In journalism alone, there is plenty of cause for concern. In Sierra Leone, more than 20 journalists have been arrested in what critics see as a systematic government crackdown on dissenting voices. That was just one example raised at a meeting in London of the Commonwealth Human Rights Initiative, attended by representatives of civil society and media organisations.
Many who want the Commonwealth to live by its Charter and the so-called Latimer House principles of democracy are frustrated, complaining that the organisation has opted out of monitoring, let alone policing, serious violations of its rules.

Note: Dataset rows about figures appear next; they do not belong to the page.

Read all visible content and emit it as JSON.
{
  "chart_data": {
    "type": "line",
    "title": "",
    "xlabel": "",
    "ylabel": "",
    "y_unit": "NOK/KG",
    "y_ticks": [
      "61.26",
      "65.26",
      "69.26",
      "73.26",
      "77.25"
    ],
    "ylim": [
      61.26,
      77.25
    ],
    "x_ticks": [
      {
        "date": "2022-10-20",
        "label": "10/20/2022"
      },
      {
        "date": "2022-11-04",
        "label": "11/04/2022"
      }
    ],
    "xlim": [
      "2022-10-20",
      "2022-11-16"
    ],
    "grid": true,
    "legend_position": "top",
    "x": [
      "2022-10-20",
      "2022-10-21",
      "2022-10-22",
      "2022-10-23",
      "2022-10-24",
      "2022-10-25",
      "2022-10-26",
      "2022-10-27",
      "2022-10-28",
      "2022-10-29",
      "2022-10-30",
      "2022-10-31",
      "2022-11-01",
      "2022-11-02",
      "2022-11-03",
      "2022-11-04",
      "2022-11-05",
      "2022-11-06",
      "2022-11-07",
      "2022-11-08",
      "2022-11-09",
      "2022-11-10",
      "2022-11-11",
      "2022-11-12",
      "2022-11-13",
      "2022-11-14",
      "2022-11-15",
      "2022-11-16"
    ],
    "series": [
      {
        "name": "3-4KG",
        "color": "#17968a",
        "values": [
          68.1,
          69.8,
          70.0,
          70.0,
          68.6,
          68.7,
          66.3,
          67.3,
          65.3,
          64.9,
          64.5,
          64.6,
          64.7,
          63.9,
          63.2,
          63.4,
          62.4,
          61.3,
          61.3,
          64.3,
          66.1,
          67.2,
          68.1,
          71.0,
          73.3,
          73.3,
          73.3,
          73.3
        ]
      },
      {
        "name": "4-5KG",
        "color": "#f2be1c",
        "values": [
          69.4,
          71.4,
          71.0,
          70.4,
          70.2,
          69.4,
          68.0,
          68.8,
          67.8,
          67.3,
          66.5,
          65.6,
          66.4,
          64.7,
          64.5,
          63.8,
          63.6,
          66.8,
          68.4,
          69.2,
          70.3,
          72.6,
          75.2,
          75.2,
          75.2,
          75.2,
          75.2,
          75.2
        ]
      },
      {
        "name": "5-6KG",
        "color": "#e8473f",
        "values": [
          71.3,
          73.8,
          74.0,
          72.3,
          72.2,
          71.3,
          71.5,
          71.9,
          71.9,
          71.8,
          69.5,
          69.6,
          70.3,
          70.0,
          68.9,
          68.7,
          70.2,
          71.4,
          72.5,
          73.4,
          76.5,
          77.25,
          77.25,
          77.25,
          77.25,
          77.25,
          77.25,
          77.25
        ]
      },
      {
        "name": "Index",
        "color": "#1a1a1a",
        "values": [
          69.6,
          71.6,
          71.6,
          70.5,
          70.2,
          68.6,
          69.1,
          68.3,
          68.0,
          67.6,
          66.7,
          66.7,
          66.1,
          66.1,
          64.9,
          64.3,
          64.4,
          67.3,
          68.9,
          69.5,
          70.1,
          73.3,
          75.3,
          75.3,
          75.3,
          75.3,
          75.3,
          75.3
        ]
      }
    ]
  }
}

Sue Onslow interviewed all five previous Secretary-Generals for the Commonwealth Oral History Project. She says that the Commonwealth’s human rights unit, set up in 1990, has been stymied by a lack of resources and an unwillingness to work with civil organisations that have played a central role in the advance of democracy across the world.
A high point came with the Commonwealth’s Harare Declaration in 1991, a ringing commitment to dismantle apartheid. But later, Onslow says, its basic stance has been “to leave human rights to member states and the UN”.
The previous Secretary General, Kamalesh Sharma, has been criticised for putting his trust in quiet diplomacy, though his defenders claim successes for that approach, such as the creation of national human rights commissions in Bangladesh and the Seychelles.
In 2011 Sharma rejected a recommendation by an advisory Eminent Persons Group, EPG, for the creation of a Commonwealth Human Rights Commissioner with powers to help support human rights and the rule of law. Hugh Segal, a Canadian member of the EPG, says in an interview for the Oral History Project that the Commonwealth was “stepping back at the precise point where it should be stepping up” to help resolve acute problems including allegations of war crimes in the Sri Lankan civil war, and anti-gay laws in parts of Africa.
In Sri Lanka, 30 journalists are among many civilians who were killed, abducted or disappeared between 2010 and 2015 alone. In almost every case those responsible have escaped justice because no serious investigation has taken place.
In Pakistan, another Commonwealth country, more than 100 journalists have been killed in the past 15 years. While UN agencies led by UNESCO have contributed to projects aimed at creating a safe and enabling environment for journalists, critics say the Commonwealth has been conspicuous by its absence.
Now hopes are being pinned on Patricia Scotland, who has already said she intends to take on the task of persuading the 40 Commonwealth states that still treat homosexuality as a crime to decriminalise it and to push for strong action against domestic violence, female genital mutilation and widespread discrimination against women.
Some speakers at Human Rights Initiative conference in London suggested that as an experienced lawyer with dual British and Dominican nationality, Baroness Scotland is well placed to effect change. The UN’s Sustainable Development Goals, agreed by the whole international community, include one (Number 16) for access to information and justice for all.
Hugh Segal believes that the Commonwealth can only become more dynamic “if we choose a Secretary General who’s prepared to engage”. Patricia Scotland has stressed that the Commonwealth works by consensus rather than coercion. But her arrival looks like heralding louder demands for the Commonwealth to address the serious human rights concerns facing journalists and others in its member states.